つまり犯人は、誘拐すべき子どもを取り違えてしまったのである。しかも、近所の子どもの母親・冨沢路子と史朗とは、かつて不倫関係にあり、子どもというのは史朗の実子なのである。また、主人公の妻・山倉和美は子どもを産めない体である。従って山倉史朗の子ども・隆史は、和美の妹・次美の息子で、次美が難産のために死去したことにより姉が隆史を引き取ったのである。

どろどろした、複雑な人間関係がストーリーに興を添える。隆史は史朗が血を分けた子どもではないが、養子として迎えている。一方、史朗が血を分けた子どもである茂は、路子との不倫関係の末に生まれた。しかも史朗は路子の前から姿を消してしまったのである。路子は嫌がらせのために、史朗の家の近所に居を構えた。しかも、茂を史朗と同じ学校に通わせているのだ。
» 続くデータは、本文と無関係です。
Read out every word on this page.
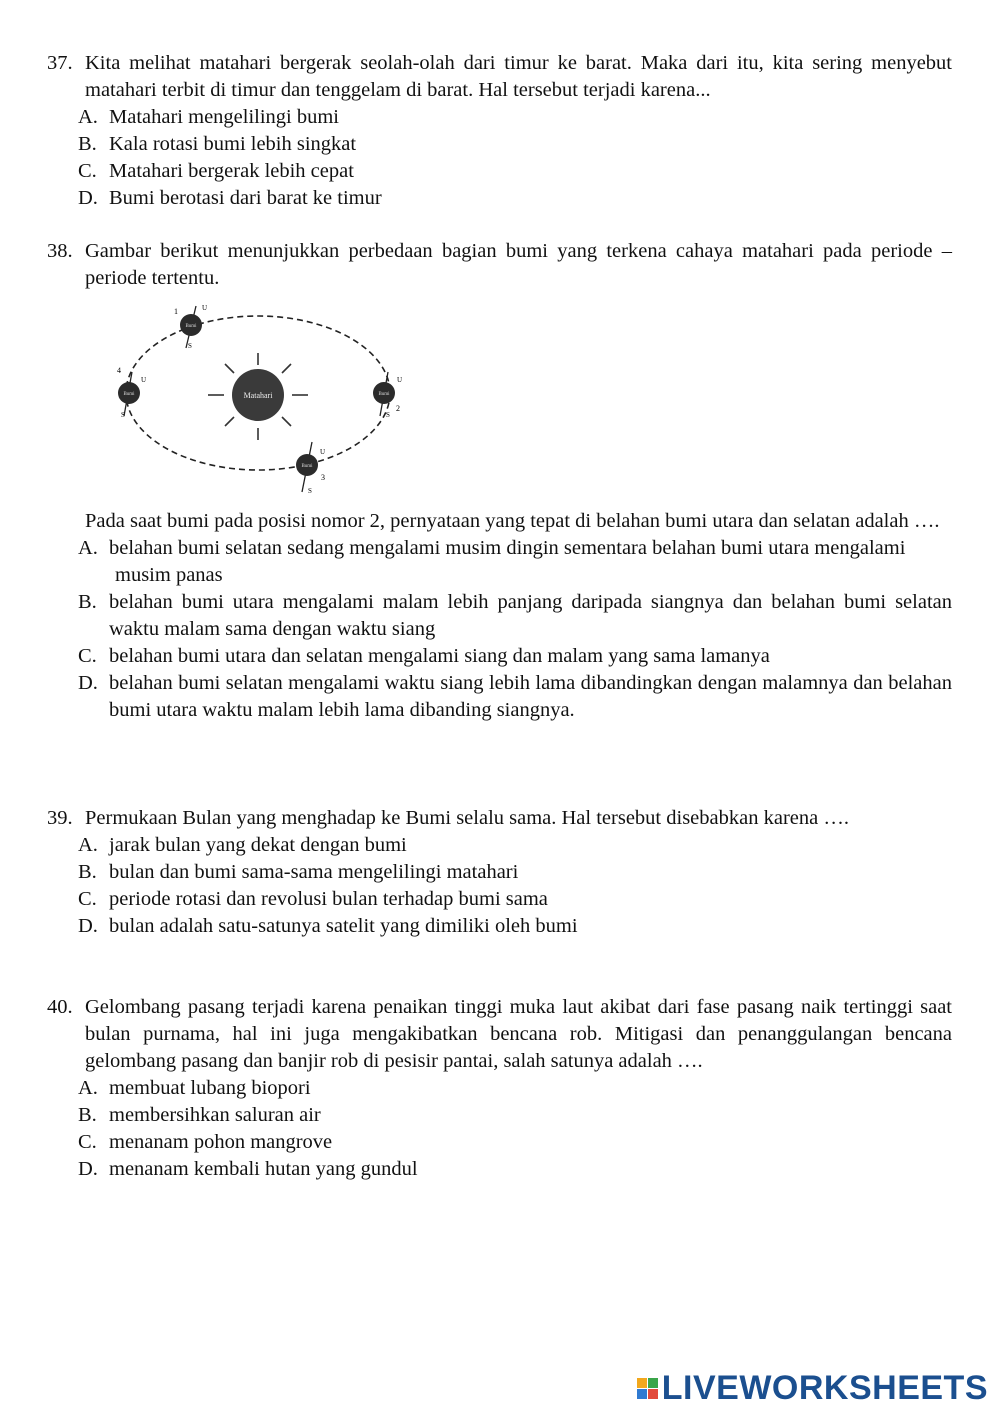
37. Kita melihat matahari bergerak seolah-olah dari timur ke barat. Maka dari itu, kita sering menyebut matahari terbit di timur dan tenggelam di barat. Hal tersebut terjadi karena...
A. Matahari mengelilingi bumi
B. Kala rotasi bumi lebih singkat
C. Matahari bergerak lebih cepat
D. Bumi berotasi dari barat ke timur
38. Gambar berikut menunjukkan perbedaan bagian bumi yang terkena cahaya matahari pada periode – periode tertentu.
Matahari
Bumi
1	U
S
Bumi
4
U
S
Bumi
U
S
2
Bumi
U
3
S
Pada saat bumi pada posisi nomor 2, pernyataan yang tepat di belahan bumi utara dan selatan adalah ….
A. belahan bumi selatan sedang mengalami musim dingin sementara belahan bumi utara mengalami
musim panas
B. belahan bumi utara mengalami malam lebih panjang daripada siangnya dan belahan bumi selatan waktu malam sama dengan waktu siang
C. belahan bumi utara dan selatan mengalami siang dan malam yang sama lamanya
D. belahan bumi selatan mengalami waktu siang lebih lama dibandingkan dengan malamnya dan belahan bumi utara waktu malam lebih lama dibanding siangnya.
39. Permukaan Bulan yang menghadap ke Bumi selalu sama. Hal tersebut disebabkan karena ….
A. jarak bulan yang dekat dengan bumi
B. bulan dan bumi sama-sama mengelilingi matahari
C. periode rotasi dan revolusi bulan terhadap bumi sama
D. bulan adalah satu-satunya satelit yang dimiliki oleh bumi
40. Gelombang pasang terjadi karena penaikan tinggi muka laut akibat dari fase pasang naik tertinggi saat bulan purnama, hal ini juga mengakibatkan bencana rob. Mitigasi dan penanggulangan bencana gelombang pasang dan banjir rob di pesisir pantai, salah satunya adalah ….
A. membuat lubang biopori
B. membersihkan saluran air
C. menanam pohon mangrove
D. menanam kembali hutan yang gundul
LIVEWORKSHEETS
茂は、結果的に犯人に殺害されてしまうが、路子は史朗に逆恨みする。読者は、茂を殺害され、悲しみのどん底に追いやられる路子に同情する。同時に、人間として不甲斐ない行動を取る史朗にイライラさせられていく。史朗が不倫の清算をきちんとしておけば、路子が史朗の近所に転居してくることもなかっただろう。転居しなければ、誘拐犯に茂を取り違えられることもなかったに違いない。

しかし、事件は意外な方向へと発展する。

陰鬱なラストが強いカタルシスを生む

路子は隆史を誘拐してしまう。そこで和美に対しても、茂が史朗の子どもであることを暴露する。武器で攻撃してくる路子に史朗はケガを負わされてしまうが、酷いケガではなく入院するも直ぐに退院することができた。史朗は真犯人が和美の父・門脇了壱であると見抜き、了壱に迫る。だが、了壱は犯人ではなかった。帰宅した史朗を待っていたのは妻・和美が真犯人であるという事実であった。

誘拐犯は山倉史朗の妻・和美である。和美は茂の父親が史朗であることを知っていた。ゆえに、誘拐して身代金をもらうことが目的ではなく、茂殺害が目的だったのだ。そして和美は、まるで史朗へのあてつけのように自宅で首を吊って自殺している。

陰鬱なラストである。史朗は、本当に愛していたのは和美であった。だから退院後は、性急に和美の元へと戻ろうとしていた。しかし和美は夫を許してはいなかったし、夫の元愛人を憎んでいた。それゆえに、和美は史朗が唯一血を分けた子である隆史を殺害したのだ。そして、罪を償うことなく首吊り自殺をしてしまった。

史朗の愛を和美は拒む。史朗の弁明を、謝罪を、和美は認めない。隆史を殺害して自らは自殺したことに、史朗への絶対的な拒絶が浮かんでくる。和美の狂気に私は慄然としたが、同時に、史朗の悪を糾弾するためには和美の殺人罪と自殺とが必要だったようにも思う。陰鬱なラストは不気味で不快だが、同時に強いカタルシスを生む。